Long Beach and South Bay business leaders participating in the press conference at Long Beach Chamber of Commerce to oppose AB 880 included: Weston LaBar of the Redondo Beach Chamber of Commerce, Brian Rosario of the Torrance Chamber of Commerce, Tracy Rafter of the Los Angeles County Business Federation, the Latin Business Association and the Greater Los Angeles African American Chamber of Commerce.
At a time when our local economies are slowly recovering, we do not need legislation that is a double tax to employers that will send more people to welfare than to work. Assembly Bill 880 would severely cripple our local economy and harm our core businesses. This legislation will provide no additional healthcare coverage to our residents but it will add unnecessary and severe penalties discouraging job growth and investment in this region.
“AB 880 will hurt working families, as it will penalize California employers that offer part-time or seasonal jobs to people in need,” said Brian Rosario, Government Affairs Coordinator with the Torrance Chamber of Commerce. “This legislation will discourage employers who hire many individuals who have little job training and experience. And what’s even worse is that AB 880 unfairly punishes employers who offer health care coverage but whose employees still elect to use Medi-Cal.”
Even UC Berkeley Center for Labor Research and Education Ken Jacobs said in KQED on The California Report last week, “Cutting to part-time would entail much greater costs than the penalty on employers,” said Jacobs. “They’ve got greater hiring costs, more turnover, more supervision costs, more unemployment insurance costs. It’s not worth it.”
The coalition opposing AB 880 agrees– AB 880 is not worth it.
AB 880 will force larger employers to pay an estimated additional penalty between $6,000 and $15,000 to the state for any employee who works eight hours or more a week including seasonal or temporary employees– and chooses to use Medi-Cal. The additional penalty is on top of another penalty that the federal healthcare program already requires.
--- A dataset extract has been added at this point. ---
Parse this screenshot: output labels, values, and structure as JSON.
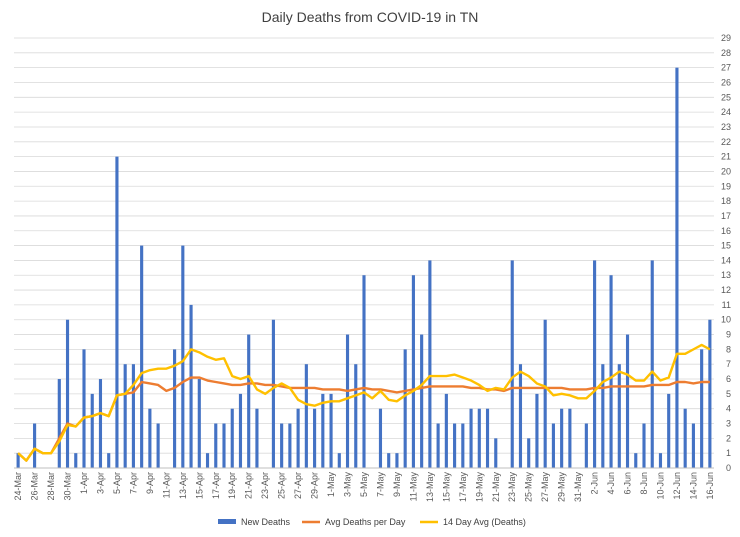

Other key components include:
• Penalizes companies, nonprofits, and other organizations that have employee(s) including part-time, temporary, or seasonal employees enrolled in Medi-Cal. The penalty is 110 percent of the average cost of health care including both the employer and employee share of the premium.
• No penalty exemptions for the use of temporary or seasonal employees, which is common in industries such as trucking, agriculture, manufacturing and construction and many other vital industries.
• Penalizes employers who offer healthcare insurance to employees even if an employee refuses the benefit and opts to use Medi-Cal.
Organizations opposed to AB 880 represent nearly every industry in the state including: California Farm Bureau, California Attractions and Parks Association, Hispanic 100, Orange County Hispanic Chamber of Commerce, California Restaurant Association, California Retailers Association, Western Growers, Nisei Farmers League, Latin Business Association, UniteAg, California Chamber of Commerce, California Trucking Association, California Travel Association, California Grocers Association, California Manufacturers and Technology Association, California Hispanic Chambers of Commerce, California Business Properties Association, California Lodging Industry Association, and many more.